Nick Mansfield, who is Swift’s PhD supervisor at UCLAN, was director of the People’s History Museum for 21 years, so knows its archives well. However, even he was surprised by the scale of some of Swift’s findings, as well as how the consensus had been blurred by time. “There were a quarter-of-a-million trade unionists volunteered by December 2014,” says Mansfield. “Local and regional trade union leaders actually did the recruiting. 200,000 miners and 200,000 farm workers joined up. Labour historians tend to look at things such as conscientious objectors, but there were only 16,500, with only about a quarter of those objecting on political grounds. They had to stop the miners volunteering, as they needed some to keep the coal going.”

Mansfield is pleased that the collection held by the museum was such an important resource in Swift’s research and that the PhD student has been able to interpret that for wider public use, with work from the pair forming a large part of the basis for an exhibition. A Land Fit For Heroes: War and the Working Class 1914-1918, opened in May 2014 and will continue until February 2015.

“This actually gives students experience in the nitty gritty of putting on an exhibition,” says Mansfield. “The show is achieving very high academic standards. This shows the huge change in the role of women, trade unions and the Labour Party, with profound consequences. I think it moves this on from the lowest common denominator you sometimes get with a lot of commemoration, about how all these poor people from a particular part of society had a terrible time. The fact that 95% of the trade union members were patriotic meant that they achieved a place in the political system they would not have done otherwise.”

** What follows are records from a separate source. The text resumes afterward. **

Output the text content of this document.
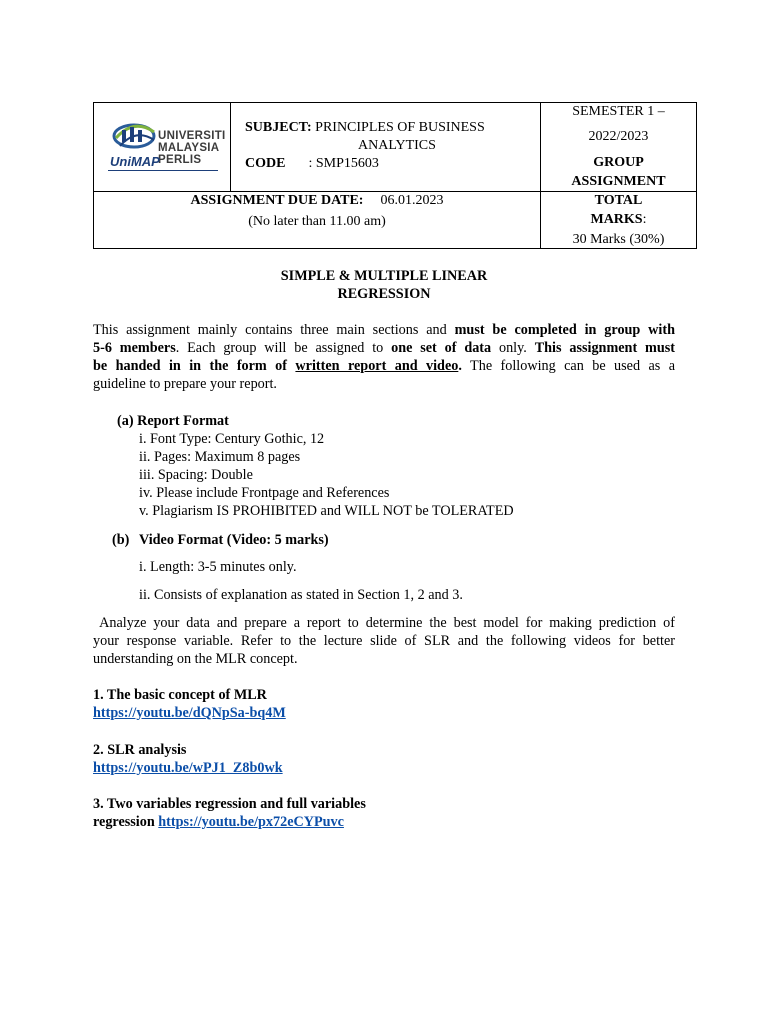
UNIVERSITI
MALAYSIA
PERLIS
UniMAP
SUBJECT: PRINCIPLES OF BUSINESS
ANALYTICS
CODE : SMP15603
SEMESTER 1 –
2022/2023
GROUP
ASSIGNMENT
ASSIGNMENT DUE DATE: 06.01.2023
(No later than 11.00 am)
TOTAL
MARKS:
30 Marks (30%)
SIMPLE & MULTIPLE LINEAR
REGRESSION
This assignment mainly contains three main sections and must be completed in group with
5-6 members. Each group will be assigned to one set of data only. This assignment must
be handed in in the form of written report and video. The following can be used as a
guideline to prepare your report.
(a) Report Format
i. Font Type: Century Gothic, 12
ii. Pages: Maximum 8 pages
iii. Spacing: Double
iv. Please include Frontpage and References
v. Plagiarism IS PROHIBITED and WILL NOT be TOLERATED
(b) Video Format (Video: 5 marks)
i. Length: 3-5 minutes only.
ii. Consists of explanation as stated in Section 1, 2 and 3.
Analyze your data and prepare a report to determine the best model for making prediction of
your response variable. Refer to the lecture slide of SLR and the following videos for better
understanding on the MLR concept.
1. The basic concept of MLR
https://youtu.be/dQNpSa-bq4M
2. SLR analysis
https://youtu.be/wPJ1_Z8b0wk
3. Two variables regression and full variables
regression https://youtu.be/px72eCYPuvc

 “The fact that 95% of the trade union members were patriotic meant that they achieved a place in the political system they would not have done otherwise”

Both Mansfield and People’s History Museum curator Chris Burgess point to the importance of papers belonging to Navvies Union leader John Ward in the story of this period of patriotic left wingers. Ward worked closely with Lord Kitchener and raised numerous battalions from his membership. “It would have been impossible for the museum to go through all of these boxes of papers,” says Burgess. “So we got a really good historical depth from this CDA. We didn’t want to do the classic trenches and battles for our exhibition. We wanted to talk about how the war really was popular and we wanted to show the agency of working class people who, at least at the start of the war, believed in what they were fighting for.”

David Swift says that his research findings have shocked many of those in the Labour Party and the trade union movement, who largely believed that their forebears were against the war. Although this period of labour movement patriotism could provide inspiration for those in the Labour Party looking for ‘blue Labour’ and other conservative demographics they wish to appeal to.

“There is a real surfeit of left wing Nigel Farages and Boris Johnsons during the war period,” says Swift. “You get a lot of bombastic left-wing equivalents who also love a pint. So you get London dock strike leader Ben Tillett who loved to gamble, drink and smoke. The opposite of the Methodist and Baptist, liberal teetotallers who were Labour Party leaders at the time. He was just one of many working class men who were great speakers, were left wing but also loved the football.”

A Land Fit For Heroes: War and the Working Class 1914-1918 continues until February 2015.